Friday, 15 July 2011

Ecological Intelligence: Do Humans Have What it Takes to Survive? by Daniel Goleman

Excerpt from Daniel Goleman's book Ecological Intelligence :

Tibetans, of course, are not unique in their remarkable ability to find simple solutions to the daunting challenge of surviving, even thriving, in the most dire of environmental surrounds. From the Arctic Circle to the Sahara Desert, native peoples everywhere have survived only by understanding and exquisitely attuning themselves to the natural systems that surround them and designing ways of living that best interact with those systems. The tiny hamlet of Sher depends on three forces for its survival: sunlight, rainwater, and the wisdom to use nature's resources well.

Modern life diminishes such skills and wisdom; at the beginning of the twenty-first century, society has lost touch with what may be the singular sensibility crucial to our survival as a species. The routines of our daily lives go on completely disconnected from their adverse impacts on the world around us; our collective mind harbors blind spots that disconnect our everyday activities from the crises those same activities create in natural systems. Yet at the same time the global reach of industry and commerce means that the impacts of how we live extend to the far corners of the planet. Our species threatens to consume and befoul the natural world at a rate that far exceeds our planet's carrying capacity.

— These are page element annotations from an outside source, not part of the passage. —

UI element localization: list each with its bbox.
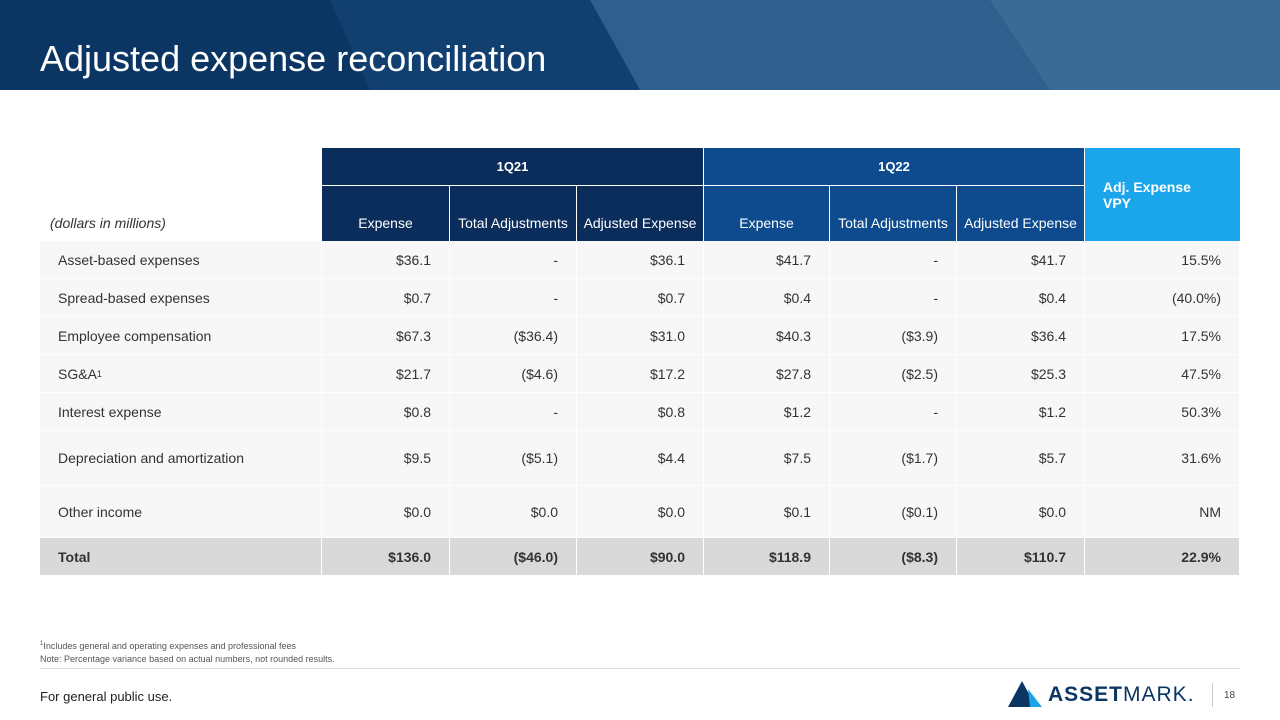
cell: $1.2 [704, 393, 829, 430]
cell: - [830, 241, 956, 278]
cell: $1.2 [957, 393, 1084, 430]
row-label: Other income [40, 486, 321, 537]
cell: (40.0%) [1085, 279, 1239, 316]
cell: ($4.6) [450, 355, 576, 392]
column-header: Expense [322, 186, 449, 241]
cell: $0.0 [577, 486, 703, 537]
cell: ($8.3) [830, 538, 956, 575]
row-label-text: Interest expense [58, 403, 162, 420]
separator [1212, 683, 1213, 707]
column-header: Total Adjustments [830, 186, 956, 241]
footnote: 1Includes general and operating expenses… [40, 641, 296, 651]
cell: $21.7 [322, 355, 449, 392]
cell: NM [1085, 486, 1239, 537]
logo-bold: ASSET [1048, 683, 1124, 706]
row-label: Employee compensation [40, 317, 321, 354]
cell: $136.0 [322, 538, 449, 575]
cell: 15.5% [1085, 241, 1239, 278]
group-header: 1Q22 [704, 148, 1084, 185]
row-label: Spread-based expenses [40, 279, 321, 316]
cell: 31.6% [1085, 431, 1239, 485]
logo: ASSETMARK. [1048, 683, 1195, 707]
cell: 22.9% [1085, 538, 1239, 575]
row-label-text: SG&A [58, 365, 97, 382]
cell: $36.1 [577, 241, 703, 278]
row-label-text: Asset-based expenses [58, 251, 200, 268]
column-header: Total Adjustments [450, 186, 576, 241]
cell: $0.0 [450, 486, 576, 537]
cell: $40.3 [704, 317, 829, 354]
slide-title: Adjusted expense reconciliation [40, 38, 547, 79]
logo-light: MARK. [1123, 683, 1195, 706]
cell: $0.4 [957, 279, 1084, 316]
cell: $0.8 [322, 393, 449, 430]
cell: - [830, 393, 956, 430]
cell: $0.8 [577, 393, 703, 430]
header-band [0, 0, 1280, 90]
group-header: 1Q21 [322, 148, 703, 185]
footnote: Note: Percentage variance based on actua… [40, 654, 335, 664]
cell: $0.0 [957, 486, 1084, 537]
footnote-text: Includes general and operating expenses … [43, 641, 297, 651]
cell: $41.7 [957, 241, 1084, 278]
cell: ($0.1) [830, 486, 956, 537]
cell: $0.1 [704, 486, 829, 537]
cell: $0.0 [322, 486, 449, 537]
cell: $0.7 [322, 279, 449, 316]
note-mark: 1 [96, 368, 102, 379]
cell: ($46.0) [450, 538, 576, 575]
cell: $90.0 [577, 538, 703, 575]
cell: $27.8 [704, 355, 829, 392]
cell: ($1.7) [830, 431, 956, 485]
cell: $31.0 [577, 317, 703, 354]
cell: $9.5 [322, 431, 449, 485]
row-label-text: Other income [58, 503, 143, 520]
column-header: Adjusted Expense [577, 186, 703, 241]
cell: $0.4 [704, 279, 829, 316]
cell: $36.1 [322, 241, 449, 278]
cell: - [450, 241, 576, 278]
row-label: Asset-based expenses [40, 241, 321, 278]
cell: $0.7 [577, 279, 703, 316]
row-label-text: Depreciation and amortization [58, 450, 244, 466]
logo-mark [1008, 681, 1042, 707]
cell: $5.7 [957, 431, 1084, 485]
cell: 50.3% [1085, 393, 1239, 430]
row-label-text: Spread-based expenses [58, 289, 210, 306]
cell: $7.5 [704, 431, 829, 485]
cell: 47.5% [1085, 355, 1239, 392]
cell: 17.5% [1085, 317, 1239, 354]
cell: - [450, 393, 576, 430]
cell: $36.4 [957, 317, 1084, 354]
row-label: Depreciation and amortization [40, 431, 321, 485]
row-label: Interest expense [40, 393, 321, 430]
footnote-mark: 1 [40, 641, 44, 647]
disclaimer: For general public use. [40, 689, 173, 704]
cell: ($36.4) [450, 317, 576, 354]
column-header: Adjusted Expense [957, 186, 1084, 241]
row-label: SG&A 1 [40, 355, 321, 392]
divider [40, 668, 1240, 669]
cell: $25.3 [957, 355, 1084, 392]
cell: $17.2 [577, 355, 703, 392]
cell: $67.3 [322, 317, 449, 354]
cell: - [830, 279, 956, 316]
cell: $118.9 [704, 538, 829, 575]
cell: $41.7 [704, 241, 829, 278]
page-number: 18 [1224, 690, 1236, 701]
unit-note: (dollars in millions) [50, 215, 166, 231]
cell: $110.7 [957, 538, 1084, 575]
row-label: Total [40, 538, 321, 575]
cell: ($3.9) [830, 317, 956, 354]
cell: ($5.1) [450, 431, 576, 485]
cell: $4.4 [577, 431, 703, 485]
row-label-text: Employee compensation [58, 327, 212, 344]
column-header: Expense [704, 186, 829, 241]
column-header: Adj. Expense VPY [1085, 148, 1240, 241]
cell: - [450, 279, 576, 316]
row-label-text: Total [58, 548, 91, 565]
cell: ($2.5) [830, 355, 956, 392]
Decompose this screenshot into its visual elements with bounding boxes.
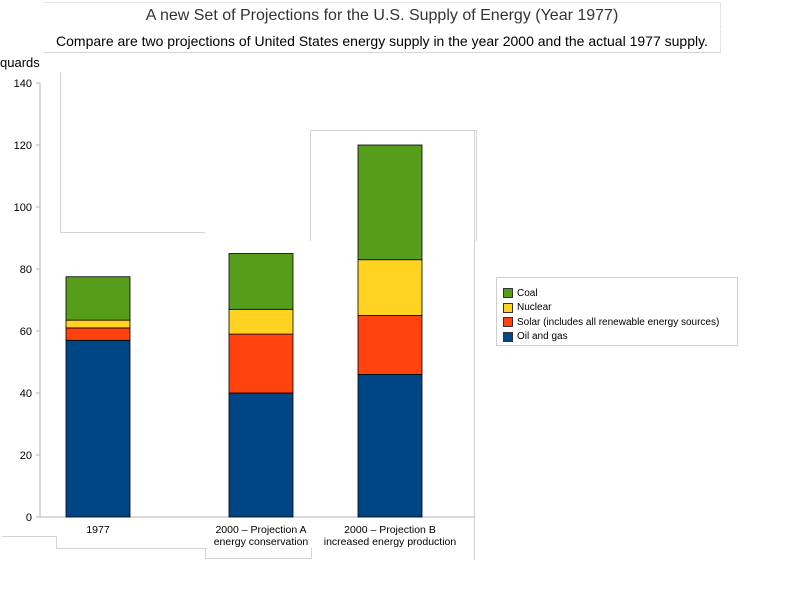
decor-frame-4 bbox=[474, 130, 475, 560]
bar-segment-oil bbox=[357, 373, 423, 518]
x-category-label-line: 1977 bbox=[86, 524, 110, 536]
bar-segment-nuclear bbox=[357, 259, 423, 316]
y-axis-label: quards bbox=[0, 55, 40, 70]
x-category-label: 1977 bbox=[86, 524, 110, 536]
decor-frame-2 bbox=[60, 232, 205, 233]
legend-label: Nuclear bbox=[517, 302, 552, 314]
bar-segment-coal bbox=[65, 276, 131, 321]
chart-subtitle: Compare are two projections of United St… bbox=[44, 30, 721, 53]
y-tick-label: 20 bbox=[20, 450, 32, 462]
bar-segment-solar bbox=[65, 327, 131, 341]
y-tick-label: 140 bbox=[14, 78, 32, 90]
y-tick-label: 60 bbox=[20, 326, 32, 338]
legend-label: Coal bbox=[517, 287, 538, 299]
legend-swatch bbox=[503, 317, 513, 328]
legend-item: Oil and gas bbox=[503, 330, 737, 345]
bar-segment-nuclear bbox=[65, 319, 131, 329]
legend-item: Nuclear bbox=[503, 301, 737, 316]
legend: Coal Nuclear Solar (includes all renewable… bbox=[496, 277, 738, 346]
y-tick-label: 0 bbox=[26, 512, 32, 524]
decor-frame-6 bbox=[56, 536, 207, 549]
legend-item: Solar (includes all renewable energy sou… bbox=[503, 315, 737, 330]
plot-area: 0 20 40 60 80 100 120 140 1977 2000 – Projection … bbox=[14, 78, 475, 548]
x-category-label-line: 2000 – Projection A bbox=[215, 524, 306, 536]
chart-title: A new Set of Projections for the U.S. Su… bbox=[44, 2, 721, 29]
x-category-label-line: 2000 – Projection B bbox=[344, 524, 436, 536]
bar-segment-coal bbox=[228, 253, 294, 310]
legend-swatch bbox=[503, 302, 513, 313]
y-tick-label: 80 bbox=[20, 264, 32, 276]
y-tick-label: 100 bbox=[14, 202, 32, 214]
bar-segment-oil bbox=[65, 339, 131, 518]
legend-swatch bbox=[503, 331, 513, 342]
decor-frame-3 bbox=[310, 130, 477, 241]
legend-label: Oil and gas bbox=[517, 331, 568, 343]
decor-frame-1 bbox=[60, 72, 61, 232]
legend-item: Coal bbox=[503, 286, 737, 301]
decor-frame-7 bbox=[205, 548, 312, 559]
decor-frame-5 bbox=[2, 536, 56, 537]
y-tick-label: 120 bbox=[14, 140, 32, 152]
legend-label: Solar (includes all renewable energy sou… bbox=[517, 316, 720, 328]
x-category-label-line: energy conservation bbox=[214, 536, 309, 548]
bar-segment-solar bbox=[228, 333, 294, 394]
bar-segment-nuclear bbox=[228, 308, 294, 335]
x-category-label-line: increased energy production bbox=[324, 536, 457, 548]
y-tick-label: 40 bbox=[20, 388, 32, 400]
bar-segment-solar bbox=[357, 315, 423, 375]
bar-segment-oil bbox=[228, 392, 294, 518]
legend-swatch bbox=[503, 288, 513, 299]
bar-segment-coal bbox=[357, 144, 423, 261]
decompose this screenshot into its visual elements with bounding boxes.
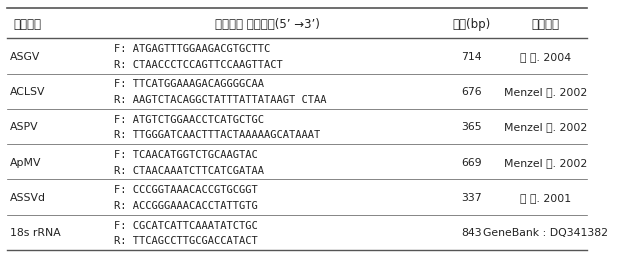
Text: ASSVd: ASSVd bbox=[11, 192, 46, 202]
Text: F: ATGTCTGGAACCTCATGCTGC: F: ATGTCTGGAACCTCATGCTGC bbox=[114, 114, 264, 124]
Text: ASGV: ASGV bbox=[11, 52, 41, 62]
Text: ACLSV: ACLSV bbox=[11, 87, 46, 97]
Text: 프라이머 염기서열(5’ →3’): 프라이머 염기서열(5’ →3’) bbox=[215, 18, 320, 30]
Text: 714: 714 bbox=[461, 52, 481, 62]
Text: R: TTGGGATCAACTTTACTAAAAAGCATAAAT: R: TTGGGATCAACTTTACTAAAAAGCATAAAT bbox=[114, 130, 320, 140]
Text: R: ACCGGGAAACACCTATTGTG: R: ACCGGGAAACACCTATTGTG bbox=[114, 200, 258, 210]
Text: ASPV: ASPV bbox=[11, 122, 39, 132]
Text: 365: 365 bbox=[461, 122, 481, 132]
Text: F: TTCATGGAAAGACAGGGGCAA: F: TTCATGGAAAGACAGGGGCAA bbox=[114, 79, 264, 89]
Text: Menzel 등. 2002: Menzel 등. 2002 bbox=[504, 157, 586, 167]
Text: 참고문헌: 참고문헌 bbox=[531, 18, 559, 30]
Text: R: CTAACAAATCTTCATCGATAA: R: CTAACAAATCTTCATCGATAA bbox=[114, 165, 264, 175]
Text: Menzel 등. 2002: Menzel 등. 2002 bbox=[504, 122, 586, 132]
Text: 이 등. 2001: 이 등. 2001 bbox=[520, 192, 570, 202]
Text: Menzel 등. 2002: Menzel 등. 2002 bbox=[504, 87, 586, 97]
Text: 심 등. 2004: 심 등. 2004 bbox=[520, 52, 570, 62]
Text: 크기(bp): 크기(bp) bbox=[452, 18, 491, 30]
Text: 843: 843 bbox=[461, 228, 481, 237]
Text: 669: 669 bbox=[461, 157, 481, 167]
Text: F: CGCATCATTCAAATATCTGC: F: CGCATCATTCAAATATCTGC bbox=[114, 220, 258, 230]
Text: R: TTCAGCCTTGCGACCATACT: R: TTCAGCCTTGCGACCATACT bbox=[114, 235, 258, 245]
Text: F: CCCGGTAAACACCGTGCGGT: F: CCCGGTAAACACCGTGCGGT bbox=[114, 185, 258, 195]
Text: R: CTAACCCTCCAGTTCCAAGTTACT: R: CTAACCCTCCAGTTCCAAGTTACT bbox=[114, 59, 282, 69]
Text: 337: 337 bbox=[461, 192, 481, 202]
Text: ApMV: ApMV bbox=[11, 157, 42, 167]
Text: GeneBank : DQ341382: GeneBank : DQ341382 bbox=[483, 228, 607, 237]
Text: 676: 676 bbox=[461, 87, 481, 97]
Text: F: TCAACATGGTCTGCAAGTAC: F: TCAACATGGTCTGCAAGTAC bbox=[114, 149, 258, 160]
Text: 바이러스: 바이러스 bbox=[13, 18, 41, 30]
Text: R: AAGTCTACAGGCTATTTATTATAAGT CTAA: R: AAGTCTACAGGCTATTTATTATAAGT CTAA bbox=[114, 94, 326, 105]
Text: 18s rRNA: 18s rRNA bbox=[11, 228, 61, 237]
Text: F: ATGAGTTTGGAAGACGTGCTTC: F: ATGAGTTTGGAAGACGTGCTTC bbox=[114, 44, 270, 54]
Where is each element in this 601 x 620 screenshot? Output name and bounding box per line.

I think of the brand of wisdom that has kept that tiny Himalayan village alive for these centuries as "ecological intelligence," our ability to adapt to our ecological niche. Ecological refers to an understanding of organisms and their ecosystems, and intelligence connotes the capacity to learn from experience and deal effectively with our environment. Ecological intelligence lets us apply what we learn about how human activity impinges on ecosystems so as to do less harm and once again to live sustainably in our niche -- these days the entire planet.